Last year, somehow, a man woke me up to the fact I have feelings. I’ve suppressed them for so long and played the role of object to men that I was almost content with it. Never allowing myself to commit to a relationship. I know I’ve covered contentment before but fulfilment, it’s different.

With the man that awoke me gone, I guess I began to fall in to my old ways. Not exposing myself to the possibility of having feelings, avoids the possibility of being hurt. Perhaps this is a PTSD thing but looking at the wider world, I think it’s simply just a product of modern dating.

Modern dating. It’s no longer faux pas for someone to share that they met their partner on a dating app or website. Sure, we all want to be able to say that we dropped our compendium in the middle of the street, that papers were flying everywhere and there he was rescuing us and that the rest is history. That’s not reality though, that’s Hollywood.

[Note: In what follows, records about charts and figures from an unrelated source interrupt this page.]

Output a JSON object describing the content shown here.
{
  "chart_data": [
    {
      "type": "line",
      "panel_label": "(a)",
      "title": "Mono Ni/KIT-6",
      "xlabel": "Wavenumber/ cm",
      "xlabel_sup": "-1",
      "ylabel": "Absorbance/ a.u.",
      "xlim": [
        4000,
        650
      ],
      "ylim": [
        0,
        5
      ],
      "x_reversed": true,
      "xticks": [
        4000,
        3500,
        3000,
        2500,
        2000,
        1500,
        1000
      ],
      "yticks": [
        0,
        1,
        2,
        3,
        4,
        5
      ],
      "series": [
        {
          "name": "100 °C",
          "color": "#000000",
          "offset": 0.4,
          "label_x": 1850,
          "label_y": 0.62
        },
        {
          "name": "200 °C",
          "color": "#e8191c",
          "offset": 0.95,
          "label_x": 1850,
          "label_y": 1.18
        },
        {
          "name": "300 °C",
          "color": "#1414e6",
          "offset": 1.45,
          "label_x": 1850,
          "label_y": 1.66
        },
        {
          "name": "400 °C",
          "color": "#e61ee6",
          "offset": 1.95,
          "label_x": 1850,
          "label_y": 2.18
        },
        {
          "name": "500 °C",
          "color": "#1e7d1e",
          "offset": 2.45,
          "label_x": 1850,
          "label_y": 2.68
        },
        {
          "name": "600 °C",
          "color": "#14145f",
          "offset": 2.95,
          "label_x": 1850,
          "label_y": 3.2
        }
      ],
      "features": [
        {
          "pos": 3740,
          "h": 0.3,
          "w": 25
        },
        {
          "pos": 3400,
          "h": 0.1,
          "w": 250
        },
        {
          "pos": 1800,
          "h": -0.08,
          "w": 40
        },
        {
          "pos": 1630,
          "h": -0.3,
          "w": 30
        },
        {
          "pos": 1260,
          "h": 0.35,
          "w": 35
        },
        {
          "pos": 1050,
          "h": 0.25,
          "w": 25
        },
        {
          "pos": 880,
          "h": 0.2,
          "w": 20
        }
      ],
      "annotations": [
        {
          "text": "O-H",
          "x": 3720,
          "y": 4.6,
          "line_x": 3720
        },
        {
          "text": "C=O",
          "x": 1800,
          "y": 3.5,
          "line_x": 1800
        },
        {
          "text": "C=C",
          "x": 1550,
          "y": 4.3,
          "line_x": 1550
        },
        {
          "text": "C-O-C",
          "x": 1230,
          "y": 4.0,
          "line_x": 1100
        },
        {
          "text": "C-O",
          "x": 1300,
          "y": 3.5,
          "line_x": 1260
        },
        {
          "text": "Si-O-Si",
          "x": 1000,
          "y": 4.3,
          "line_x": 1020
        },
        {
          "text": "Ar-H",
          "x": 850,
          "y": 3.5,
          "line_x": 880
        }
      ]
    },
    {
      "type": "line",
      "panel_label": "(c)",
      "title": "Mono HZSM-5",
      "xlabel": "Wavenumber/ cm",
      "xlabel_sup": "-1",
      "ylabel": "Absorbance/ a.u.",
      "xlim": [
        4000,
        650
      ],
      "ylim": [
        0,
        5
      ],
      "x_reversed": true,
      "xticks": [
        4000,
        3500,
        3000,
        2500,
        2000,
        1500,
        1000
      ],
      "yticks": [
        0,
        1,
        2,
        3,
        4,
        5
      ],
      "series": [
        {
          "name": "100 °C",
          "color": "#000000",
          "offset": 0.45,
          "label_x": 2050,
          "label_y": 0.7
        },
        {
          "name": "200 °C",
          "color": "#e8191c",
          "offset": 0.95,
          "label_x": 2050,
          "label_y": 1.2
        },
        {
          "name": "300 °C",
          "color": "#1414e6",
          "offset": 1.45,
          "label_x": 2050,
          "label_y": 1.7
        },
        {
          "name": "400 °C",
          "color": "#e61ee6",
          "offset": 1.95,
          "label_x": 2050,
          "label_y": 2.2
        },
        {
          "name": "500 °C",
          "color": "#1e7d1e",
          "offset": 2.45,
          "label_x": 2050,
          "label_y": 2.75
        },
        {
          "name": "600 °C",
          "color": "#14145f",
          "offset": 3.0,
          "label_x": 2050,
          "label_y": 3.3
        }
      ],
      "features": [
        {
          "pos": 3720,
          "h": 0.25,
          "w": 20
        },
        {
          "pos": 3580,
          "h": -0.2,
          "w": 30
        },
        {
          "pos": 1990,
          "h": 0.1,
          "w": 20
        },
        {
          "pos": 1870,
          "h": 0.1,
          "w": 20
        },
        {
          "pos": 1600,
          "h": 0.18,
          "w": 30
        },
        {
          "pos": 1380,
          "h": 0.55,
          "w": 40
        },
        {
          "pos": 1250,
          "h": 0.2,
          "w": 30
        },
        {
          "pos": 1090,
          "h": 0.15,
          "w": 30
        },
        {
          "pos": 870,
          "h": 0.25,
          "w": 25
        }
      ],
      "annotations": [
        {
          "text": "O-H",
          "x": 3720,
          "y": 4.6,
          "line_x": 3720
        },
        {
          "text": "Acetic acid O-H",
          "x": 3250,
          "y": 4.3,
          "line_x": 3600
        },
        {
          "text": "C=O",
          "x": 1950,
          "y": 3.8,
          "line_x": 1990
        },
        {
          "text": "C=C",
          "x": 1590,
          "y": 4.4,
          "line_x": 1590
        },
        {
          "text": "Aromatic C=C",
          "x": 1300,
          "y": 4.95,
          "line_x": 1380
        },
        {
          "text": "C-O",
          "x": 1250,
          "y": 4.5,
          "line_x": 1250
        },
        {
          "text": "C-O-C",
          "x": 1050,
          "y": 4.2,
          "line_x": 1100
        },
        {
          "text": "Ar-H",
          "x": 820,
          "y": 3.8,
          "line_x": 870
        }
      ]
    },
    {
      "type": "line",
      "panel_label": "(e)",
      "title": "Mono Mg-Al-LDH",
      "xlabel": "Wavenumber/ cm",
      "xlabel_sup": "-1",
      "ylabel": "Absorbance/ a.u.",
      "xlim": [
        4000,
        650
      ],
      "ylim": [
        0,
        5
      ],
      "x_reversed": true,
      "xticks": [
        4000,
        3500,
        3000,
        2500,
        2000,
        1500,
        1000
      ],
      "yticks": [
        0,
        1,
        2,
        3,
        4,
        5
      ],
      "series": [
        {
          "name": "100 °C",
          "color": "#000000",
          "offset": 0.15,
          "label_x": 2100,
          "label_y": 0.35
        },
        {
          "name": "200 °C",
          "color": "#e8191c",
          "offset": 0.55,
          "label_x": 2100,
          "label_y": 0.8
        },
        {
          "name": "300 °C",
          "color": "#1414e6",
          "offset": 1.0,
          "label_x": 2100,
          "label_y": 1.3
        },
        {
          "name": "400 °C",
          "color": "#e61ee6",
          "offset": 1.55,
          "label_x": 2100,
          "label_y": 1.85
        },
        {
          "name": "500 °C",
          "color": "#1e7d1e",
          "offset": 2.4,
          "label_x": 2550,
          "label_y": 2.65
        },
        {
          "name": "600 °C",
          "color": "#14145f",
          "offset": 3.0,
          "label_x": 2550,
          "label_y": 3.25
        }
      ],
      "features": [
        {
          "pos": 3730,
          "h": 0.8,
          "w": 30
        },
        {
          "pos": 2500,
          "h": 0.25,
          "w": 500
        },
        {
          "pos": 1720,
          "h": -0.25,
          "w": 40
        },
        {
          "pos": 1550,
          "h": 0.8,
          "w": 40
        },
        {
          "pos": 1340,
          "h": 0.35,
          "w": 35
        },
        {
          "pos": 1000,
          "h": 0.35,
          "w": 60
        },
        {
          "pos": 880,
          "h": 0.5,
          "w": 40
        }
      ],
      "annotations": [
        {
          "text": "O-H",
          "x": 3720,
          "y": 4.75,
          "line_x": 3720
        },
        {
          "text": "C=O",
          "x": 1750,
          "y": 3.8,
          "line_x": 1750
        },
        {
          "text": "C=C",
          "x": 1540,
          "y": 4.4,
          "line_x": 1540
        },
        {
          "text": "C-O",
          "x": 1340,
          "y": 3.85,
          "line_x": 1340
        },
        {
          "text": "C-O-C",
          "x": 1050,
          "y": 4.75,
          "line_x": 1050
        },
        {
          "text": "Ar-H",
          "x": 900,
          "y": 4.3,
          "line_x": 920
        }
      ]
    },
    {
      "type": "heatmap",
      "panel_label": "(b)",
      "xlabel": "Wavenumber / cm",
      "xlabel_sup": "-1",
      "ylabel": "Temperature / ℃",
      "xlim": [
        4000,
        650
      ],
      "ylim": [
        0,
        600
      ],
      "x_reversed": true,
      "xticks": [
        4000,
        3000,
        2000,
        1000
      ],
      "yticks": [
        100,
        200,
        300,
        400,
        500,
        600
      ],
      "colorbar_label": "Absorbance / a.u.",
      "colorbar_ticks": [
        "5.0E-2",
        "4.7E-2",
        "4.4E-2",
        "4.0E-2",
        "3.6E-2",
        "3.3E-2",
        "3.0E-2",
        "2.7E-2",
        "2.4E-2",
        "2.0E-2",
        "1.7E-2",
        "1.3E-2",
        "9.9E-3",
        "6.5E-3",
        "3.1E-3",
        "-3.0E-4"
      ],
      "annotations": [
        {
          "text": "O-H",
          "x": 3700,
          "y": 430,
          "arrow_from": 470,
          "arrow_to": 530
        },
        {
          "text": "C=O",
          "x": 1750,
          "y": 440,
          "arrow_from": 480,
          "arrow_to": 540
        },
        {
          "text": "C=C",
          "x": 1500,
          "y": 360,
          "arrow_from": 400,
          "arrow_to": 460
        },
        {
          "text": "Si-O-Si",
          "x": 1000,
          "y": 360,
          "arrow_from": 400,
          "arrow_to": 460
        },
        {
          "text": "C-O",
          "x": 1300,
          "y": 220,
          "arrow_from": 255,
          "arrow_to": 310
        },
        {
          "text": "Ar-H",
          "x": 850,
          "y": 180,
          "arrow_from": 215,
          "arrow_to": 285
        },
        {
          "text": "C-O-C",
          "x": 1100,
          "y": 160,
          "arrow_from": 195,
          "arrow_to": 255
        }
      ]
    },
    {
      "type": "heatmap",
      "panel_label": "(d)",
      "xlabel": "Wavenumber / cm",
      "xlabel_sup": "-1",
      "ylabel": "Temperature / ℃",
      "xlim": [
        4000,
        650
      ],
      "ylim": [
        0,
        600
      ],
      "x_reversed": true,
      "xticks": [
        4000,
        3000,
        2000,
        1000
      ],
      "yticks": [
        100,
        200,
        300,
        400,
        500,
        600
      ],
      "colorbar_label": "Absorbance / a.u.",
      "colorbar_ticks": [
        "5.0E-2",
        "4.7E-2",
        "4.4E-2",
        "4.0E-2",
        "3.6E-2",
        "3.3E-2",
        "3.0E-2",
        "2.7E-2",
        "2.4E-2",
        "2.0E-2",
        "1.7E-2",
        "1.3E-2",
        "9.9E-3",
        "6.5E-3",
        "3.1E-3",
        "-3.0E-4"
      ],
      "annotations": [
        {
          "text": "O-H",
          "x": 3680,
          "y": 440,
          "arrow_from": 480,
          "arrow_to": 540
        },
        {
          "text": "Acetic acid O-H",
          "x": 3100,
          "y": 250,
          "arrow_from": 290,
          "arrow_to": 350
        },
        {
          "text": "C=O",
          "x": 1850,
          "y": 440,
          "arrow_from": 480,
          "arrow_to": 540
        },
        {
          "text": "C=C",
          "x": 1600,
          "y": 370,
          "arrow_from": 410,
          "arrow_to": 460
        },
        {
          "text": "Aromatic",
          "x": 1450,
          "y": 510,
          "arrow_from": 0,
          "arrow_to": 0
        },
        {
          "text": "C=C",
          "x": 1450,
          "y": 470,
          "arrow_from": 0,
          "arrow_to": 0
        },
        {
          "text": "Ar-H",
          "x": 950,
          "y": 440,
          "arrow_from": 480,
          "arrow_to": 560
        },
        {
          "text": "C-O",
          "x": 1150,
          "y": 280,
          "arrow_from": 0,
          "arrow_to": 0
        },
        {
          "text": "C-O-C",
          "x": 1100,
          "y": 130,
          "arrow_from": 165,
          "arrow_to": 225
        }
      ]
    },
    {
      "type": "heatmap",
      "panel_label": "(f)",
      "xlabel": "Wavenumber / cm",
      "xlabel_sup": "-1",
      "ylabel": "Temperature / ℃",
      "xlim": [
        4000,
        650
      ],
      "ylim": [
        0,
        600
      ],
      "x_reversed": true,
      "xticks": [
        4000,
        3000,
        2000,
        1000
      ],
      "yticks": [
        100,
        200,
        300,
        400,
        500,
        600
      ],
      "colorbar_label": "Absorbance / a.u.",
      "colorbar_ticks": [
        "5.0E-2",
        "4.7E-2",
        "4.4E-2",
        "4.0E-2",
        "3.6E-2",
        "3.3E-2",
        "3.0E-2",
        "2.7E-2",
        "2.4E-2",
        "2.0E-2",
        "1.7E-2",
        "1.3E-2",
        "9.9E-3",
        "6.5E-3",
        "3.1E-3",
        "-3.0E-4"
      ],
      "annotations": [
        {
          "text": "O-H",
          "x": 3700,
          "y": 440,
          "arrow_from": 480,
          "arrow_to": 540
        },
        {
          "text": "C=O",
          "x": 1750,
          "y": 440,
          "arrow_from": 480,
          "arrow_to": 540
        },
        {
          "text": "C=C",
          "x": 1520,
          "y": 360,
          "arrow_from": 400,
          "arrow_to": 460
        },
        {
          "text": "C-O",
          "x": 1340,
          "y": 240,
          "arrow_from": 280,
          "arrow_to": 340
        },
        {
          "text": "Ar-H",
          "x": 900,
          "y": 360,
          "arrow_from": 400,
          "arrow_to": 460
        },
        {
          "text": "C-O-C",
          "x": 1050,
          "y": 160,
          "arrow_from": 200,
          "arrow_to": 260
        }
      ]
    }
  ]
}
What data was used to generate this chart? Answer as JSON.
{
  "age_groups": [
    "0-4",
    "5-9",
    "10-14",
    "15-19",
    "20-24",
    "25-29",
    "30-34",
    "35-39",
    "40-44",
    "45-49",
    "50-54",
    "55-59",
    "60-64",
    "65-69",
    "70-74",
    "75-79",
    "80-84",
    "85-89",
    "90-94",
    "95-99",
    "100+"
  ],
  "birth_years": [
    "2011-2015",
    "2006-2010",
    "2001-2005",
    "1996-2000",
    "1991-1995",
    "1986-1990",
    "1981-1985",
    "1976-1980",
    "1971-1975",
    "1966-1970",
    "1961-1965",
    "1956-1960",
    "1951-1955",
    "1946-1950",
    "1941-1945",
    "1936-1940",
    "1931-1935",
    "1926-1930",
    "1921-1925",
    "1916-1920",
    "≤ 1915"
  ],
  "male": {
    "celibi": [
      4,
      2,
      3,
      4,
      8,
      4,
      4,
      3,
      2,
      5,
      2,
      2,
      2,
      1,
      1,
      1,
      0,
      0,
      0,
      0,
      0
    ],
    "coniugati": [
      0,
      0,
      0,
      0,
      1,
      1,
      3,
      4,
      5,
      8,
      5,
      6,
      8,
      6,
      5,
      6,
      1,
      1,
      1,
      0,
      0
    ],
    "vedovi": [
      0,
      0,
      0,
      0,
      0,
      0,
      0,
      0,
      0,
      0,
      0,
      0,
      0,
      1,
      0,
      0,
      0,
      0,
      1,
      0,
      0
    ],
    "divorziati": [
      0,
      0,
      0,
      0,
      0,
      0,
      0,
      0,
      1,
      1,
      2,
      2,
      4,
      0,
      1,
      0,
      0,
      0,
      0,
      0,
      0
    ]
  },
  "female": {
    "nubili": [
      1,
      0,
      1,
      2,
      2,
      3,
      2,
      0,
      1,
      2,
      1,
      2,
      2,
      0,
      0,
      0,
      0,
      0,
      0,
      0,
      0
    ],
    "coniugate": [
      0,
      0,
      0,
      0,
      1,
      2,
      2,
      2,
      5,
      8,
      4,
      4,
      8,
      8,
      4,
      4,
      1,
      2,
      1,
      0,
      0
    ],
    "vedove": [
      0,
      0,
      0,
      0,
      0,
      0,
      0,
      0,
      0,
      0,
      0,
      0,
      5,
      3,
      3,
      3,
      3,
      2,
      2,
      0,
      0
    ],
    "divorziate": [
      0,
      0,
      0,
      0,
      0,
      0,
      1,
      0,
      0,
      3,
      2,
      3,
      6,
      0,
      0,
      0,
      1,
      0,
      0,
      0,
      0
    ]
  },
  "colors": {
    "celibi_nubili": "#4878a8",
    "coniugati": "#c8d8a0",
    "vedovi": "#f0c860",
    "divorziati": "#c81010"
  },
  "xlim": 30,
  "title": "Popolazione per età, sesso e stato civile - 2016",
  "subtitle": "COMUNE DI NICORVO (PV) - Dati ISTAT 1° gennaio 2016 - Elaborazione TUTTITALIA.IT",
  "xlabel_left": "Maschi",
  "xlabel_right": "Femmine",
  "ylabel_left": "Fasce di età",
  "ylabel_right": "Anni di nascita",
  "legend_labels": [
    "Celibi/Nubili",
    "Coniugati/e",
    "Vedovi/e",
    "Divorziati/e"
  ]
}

I wonder, if I meet someone but the ‘spark’ isn’t instantly there, do I settle because they can make me laugh? Do we simply just settle because we don’t have confidence in modern dating? Do we settle because the sex is satisfactory? Do we settle because we have decided that ‘this one will do’ even though they don’t completely fulfil us?

Food for thought, what is it in a relationship, be it friends or a partner, that truly makes us feel fulfilled?

The walls we build

When life has thrown so many challenges at you, you construct an emotional wall. I recently told someone that I have the Great Wall of China. I always thought this wall came up after my tumultuous relationship with Brent. It’s been six years since I left the most volatile relationship of my life. One would think that it was then that the last time my wall was down. However, someone walked in to my life recently and I’ve realised that my wall has been up since my high school boyfriend and I broke up. That’s ten years of never truly letting anyone in.

Yes, I’ve had a mostly healthy relationship since then but he got the damaged me, the me when the PTSD really reared its head. It wasn’t easy for either of us, but we at least had some happiness. It was hard, he was seeing a psychologist for emotional detachment disorder so I guess that’s what kept me placing bricks in to my wall instead of slowly taking it down piece by piece.

Since then, I dated a man for almost two years. It was probably a situation-ship but people seemed to think we acted like a relationship. We’d laugh together, spend a lot of time together, tease each other and generally vent about our lives. Occasionally we’d do family things together but never a big event. We’d buy each other gifts with cute cards, but never an I love you. We never opened to truly committing to each other, I guess we just knew it wasn’t meant to be. He was a great support through all of my emotional times and when I let go of him, I seem to have also let go of my past traumas. Still I wonder if that relationship put more bricks in to my wall.

They say that things happen when you least expect them. It wasn’t part of the plan for me to let someone in recently. I know it wasn’t part of their plan either. But I’ve stopped building my wall. I’ve gone from having this Great Wall of China as strong as it could be to completely letting it crumble. As my wall has come down, I’ve seen another try to rebuild. I know that I’m strong enough to at least let the light shine through the cracks. No more building walls.